Assignee: Eastman Kodak Company (Rochester, NY)
Appl. No.: 10/184,453
Filed: June 28, 2002


Foreign Application Priority Data

Jul 04, 2001 [FR] 01 08831

Current U.S. Class: 430/569
Current International Class: G03C 1/015 (20060101); G03C 1/005 (20060101); G03C 001/035 ()
Field of Search: 430/569

References Cited

U.S. Patent Documents
3206313 September 1965 Porter et al.
3317322 May 1967 Porter et al.
3505068 April 1970 Beckett et al.
4210450 July 1980 Corben
4433048 February 1984 Solberg et al.
5358840 October 1994 Chaffee et al.
5667954 September 1997 Irving et al.
5840475 November 1998 Levy et al.
6043019 March 2000 Jagannathan et al.
6242172 June 2001 Budz et al.
Primary Examiner: Le; Hoa Van
Attorney, Agent or Firm: Anderson; Andrew J.

Claims



What we claimed is:

1. A method for preparing a silver haloiodide emulsion, which method comprises the steps of (i) preparing a silver halide host emulsion in a reactor vessel, and (ii) simultaneously adding jets of soluble silver salt and iodide salt solutions to the reactor vessel to precipitate silver iodide onto the silver halide host emulsion, the jets being added in at least two pulses separated by a pause, where respective flow rates of the silver salt and the iodide salt solutions added are at least V/Vo.times.100 ml/minute each during the pulses, wherein Vo is 18 l and V is the total volume of emulsion precipitated in the reactor vessel.

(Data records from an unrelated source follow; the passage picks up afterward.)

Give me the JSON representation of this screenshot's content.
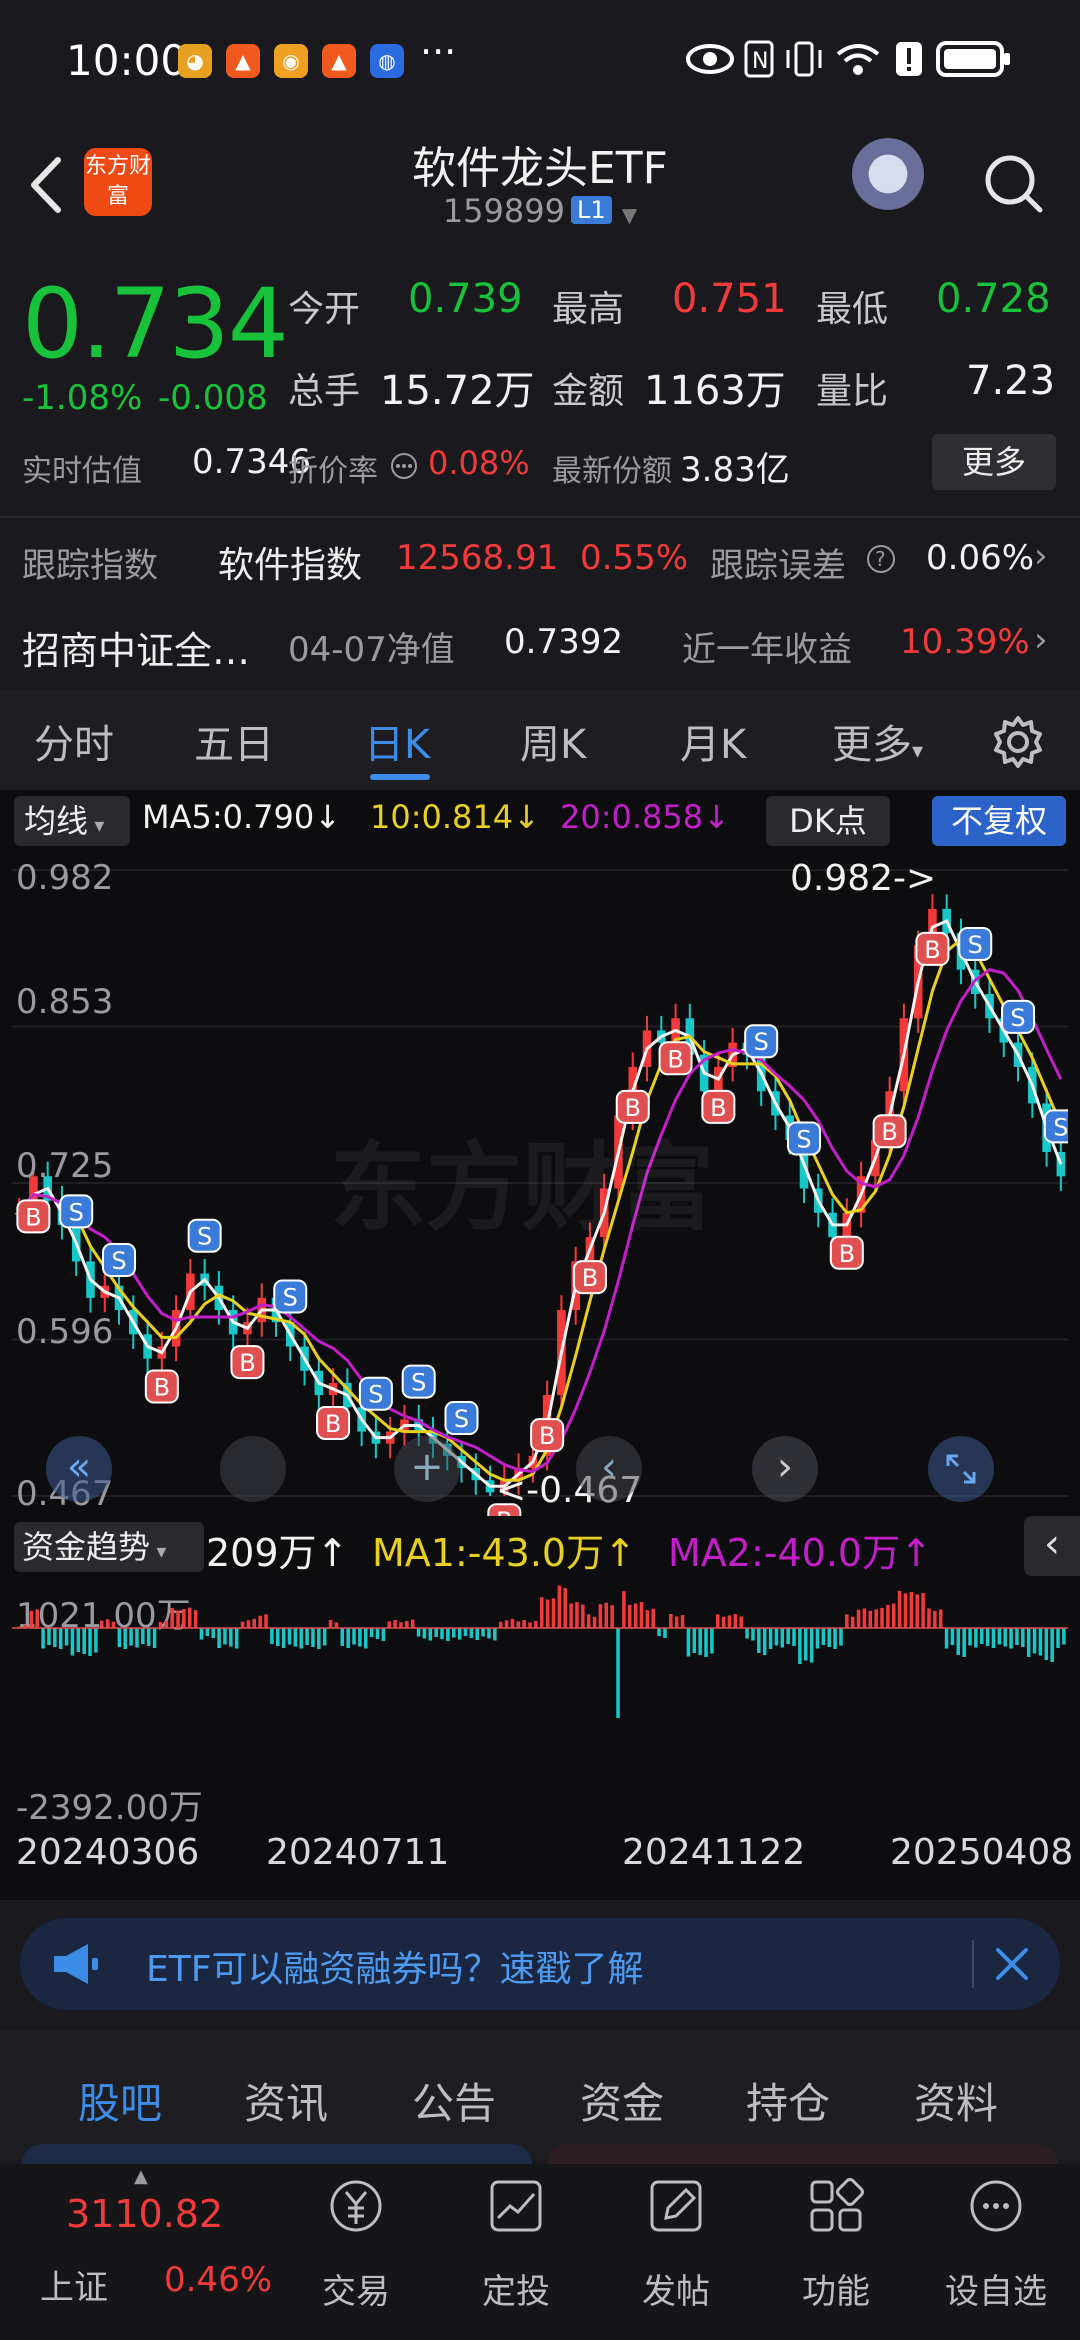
{
  "status_bar": {
    "time": "10:00",
    "more": "···"
  },
  "header": {
    "logo_text": "东方财富",
    "title": "软件龙头ETF",
    "code": "159899",
    "code_badge": "L1"
  },
  "quote": {
    "price": "0.734",
    "change_pct": "-1.08%",
    "change_abs": "-0.008",
    "open_label": "今开",
    "open": "0.739",
    "high_label": "最高",
    "high": "0.751",
    "low_label": "最低",
    "low": "0.728",
    "volume_label": "总手",
    "volume": "15.72万",
    "amount_label": "金额",
    "amount": "1163万",
    "ratio_label": "量比",
    "ratio": "7.23",
    "iopv_label": "实时估值",
    "iopv": "0.7346",
    "discount_label": "折价率",
    "discount": "0.08%",
    "shares_label": "最新份额",
    "shares": "3.83亿",
    "more_button": "更多"
  },
  "tracking": {
    "index_label": "跟踪指数",
    "index_name": "软件指数",
    "index_value": "12568.91",
    "index_change": "0.55%",
    "error_label": "跟踪误差",
    "error_value": "0.06%",
    "fund_name": "招商中证全…",
    "nav_label": "04-07净值",
    "nav_value": "0.7392",
    "year_return_label": "近一年收益",
    "year_return": "10.39%"
  },
  "tabs": [
    "分时",
    "五日",
    "日K",
    "周K",
    "月K",
    "更多"
  ],
  "active_tab": 2,
  "chart_controls": {
    "ma_selector": "均线",
    "ma5": "MA5:0.790",
    "ma10": "10:0.814",
    "ma20": "20:0.858",
    "dk_button": "DK点",
    "adjust_button": "不复权",
    "watermark": "东方财富",
    "colors": {
      "ma5": "#f2f2f2",
      "ma10": "#e8d020",
      "ma20": "#c21fc8",
      "up": "#f23a3a",
      "down": "#18c8c8"
    }
  },
  "chart_data": {
    "type": "candlestick",
    "ylim": [
      0.467,
      0.982
    ],
    "yticks": [
      "0.982",
      "0.853",
      "0.725",
      "0.596",
      "0.467"
    ],
    "max_label": "0.982->",
    "min_label": "<-0.467",
    "x_dates": [
      "20240306",
      "20240711",
      "20241122",
      "20250408"
    ],
    "close_series": [
      0.7,
      0.73,
      0.71,
      0.69,
      0.66,
      0.63,
      0.64,
      0.62,
      0.6,
      0.58,
      0.59,
      0.62,
      0.65,
      0.64,
      0.62,
      0.6,
      0.61,
      0.63,
      0.61,
      0.59,
      0.57,
      0.55,
      0.56,
      0.54,
      0.52,
      0.51,
      0.52,
      0.53,
      0.52,
      0.51,
      0.5,
      0.49,
      0.48,
      0.47,
      0.48,
      0.49,
      0.5,
      0.55,
      0.62,
      0.66,
      0.68,
      0.72,
      0.78,
      0.82,
      0.85,
      0.84,
      0.86,
      0.83,
      0.8,
      0.82,
      0.84,
      0.83,
      0.8,
      0.78,
      0.76,
      0.72,
      0.7,
      0.68,
      0.7,
      0.73,
      0.76,
      0.8,
      0.86,
      0.92,
      0.95,
      0.93,
      0.9,
      0.88,
      0.86,
      0.84,
      0.82,
      0.79,
      0.75,
      0.73
    ]
  },
  "fund_flow": {
    "selector": "资金趋势",
    "value": "209万",
    "ma1": "MA1:-43.0万",
    "ma2": "MA2:-40.0万",
    "y_top": "1021.00万",
    "y_bottom": "-2392.00万"
  },
  "banner": {
    "text": "ETF可以融资融券吗？速戳了解"
  },
  "content_tabs": [
    "股吧",
    "资讯",
    "公告",
    "资金",
    "持仓",
    "资料"
  ],
  "bottom_nav": {
    "index_value": "3110.82",
    "index_name": "上证",
    "index_change": "0.46%",
    "items": [
      "交易",
      "定投",
      "发帖",
      "功能",
      "设自选"
    ]
  }
}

2. The method of claim 1, wherein in step (ii), a part of the iodide in the iodide jet is replaced by bromide during at least one pulse.

3. The method of claim 2, wherein the concentration of the jets of silver salt and iodide plus bromide, during the pulses is at least 2 moles/l.

4. The method of claim 1, wherein the concentration of the jets of silver salt and iodide, during the pulses, is at least 2 mole/l.

5. The method of claim 1, wherein the pulses are effected after at least 50 mole % and at most 80 mole % of the total silver in the silver haloiodide emulsion has been precipitated.

6. The method of claim 1, wherein a pause lasting at least 15 seconds is inserted between successive pulses.

7. The method of claim 1, wherein step (i) comprises the precipitation of a host emulsion of silver bromide, silver chloride or silver bromochloride.

8. The method of claim 1, wherein step (i) comprises the precipitation of a host emulsion of tabular grains.

9. The method of claim 7, wherein step (i) comprises the precipitation of a host emulsion in which the tabular grains have an aspect ratio greater than 2:1 representing at least 50% of the total projected surface area of the grains.
Description



FIELD OF THE INVENTION

The present invention relates to a method for preparing a silver haloiodide photographic emulsion. More particularly by, the invention concerns a method of preparing a tabular grain silver bromoiodide emulsion.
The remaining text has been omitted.